Pochi mesi dopo un altro respingimento. Questa volta in Belgio, dove era arrivato da solo per cercare la sorella. Con lei però non ha mai vissuto: è rimasto in un centro di accoglienza per pochi giorni. Poi la polizia belga ha scoperto che le sue impronte digitali erano state già registrate in Italia, e così, in base al Trattato europeo di Dublino, l’hanno rispedito indietro. “È lì che devi chiedere asilo, non da noi”.
La sua morte, per i volontari che l’hanno conosciuto, è stata inaspettata come un pugno nello stomaco. «Lo abbiamo sentito al telefono appena due giorni prima della tragedia», racconta Miryam, incredula. «Si lamentava, vi ha fatto capire che soffriva?», chiediamo, e la risposta è un sorriso triste dall’altro capo del telefono. «Lui non si lamentava mai, diceva solo che il tempo, in questo centro di Pomezia, scorreva sempre uguale, lento…».

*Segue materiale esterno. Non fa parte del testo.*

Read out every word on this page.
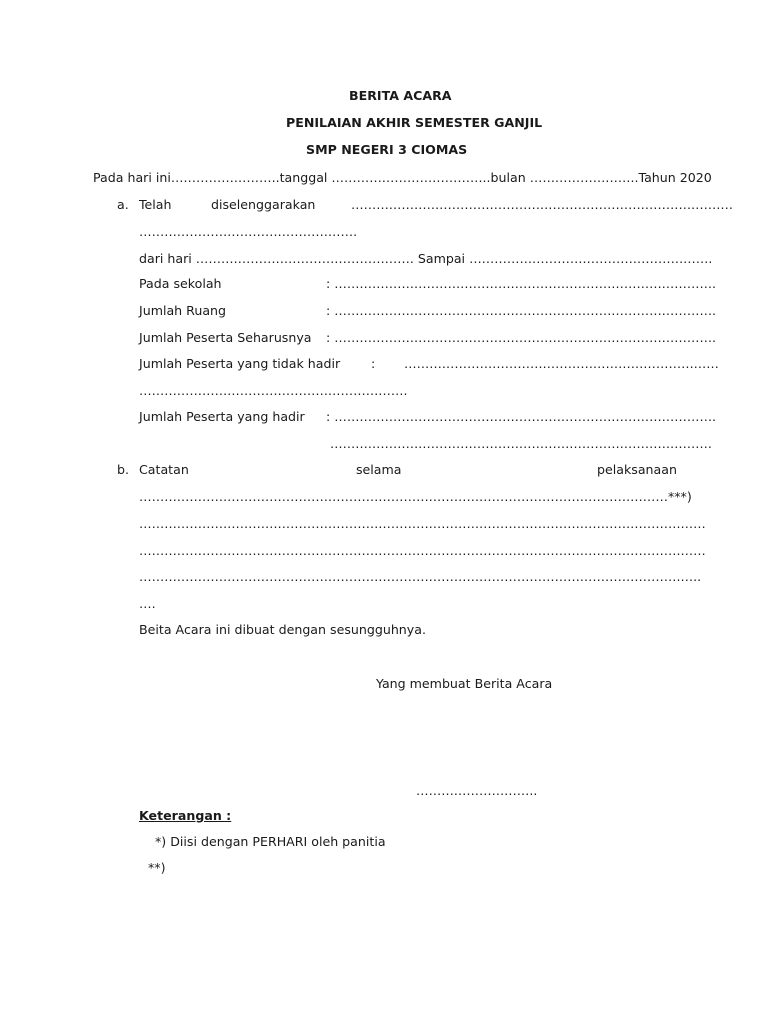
BERITA ACARA
PENILAIAN AKHIR SEMESTER GANJIL
SMP NEGERI 3 CIOMAS
Pada hari ini……………………..tanggal ………………………………..bulan ……………………..Tahun 2020
a. Telah	diselenggarakan	……………………………………………………………………………….
…………………………………………….
dari hari ……………………………………………. Sampai ………………………………………………….
Pada sekolah	: ……………………………………………………………………………….
Jumlah Ruang	: ……………………………………………………………………………….
Jumlah Peserta Seharusnya : ……………………………………………………………………………….
Jumlah Peserta yang tidak hadir : …………………………………………………………………
……………………………………………………….
Jumlah Peserta yang hadir : ……………………………………………………………………………….
……………………………………………………………………………….
b. Catatan	selama	pelaksanaan
………………………………………………………………………………………………………………***)
………………………………………………………………………………………………………………………
………………………………………………………………………………………………………………………
……………………………………………………………………………………………………………………..
….
Beita Acara ini dibuat dengan sesungguhnya.
Yang membuat Berita Acara
………………………..
Keterangan :
*) Diisi dengan PERHARI oleh panitia
**)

Appena 48 dopo si è arrampicato su un albero, si è legato una corda intorno alla testa e si è lasciato cadere. Il suo corpo esanime l’ha trovato un passante all’alba. Carabinieri e ambulanze sul posto, poi il passaggio obbligato al policlinico di Tor Vergata, per l’autopsia. «Baobab perde un amico», ci dice Andrea Costa, il volontario che ha preso contatti con il Cas per fare in modo che la salma di Meslah torni dalla famiglia, in Somalia. Da dove tutto è partito.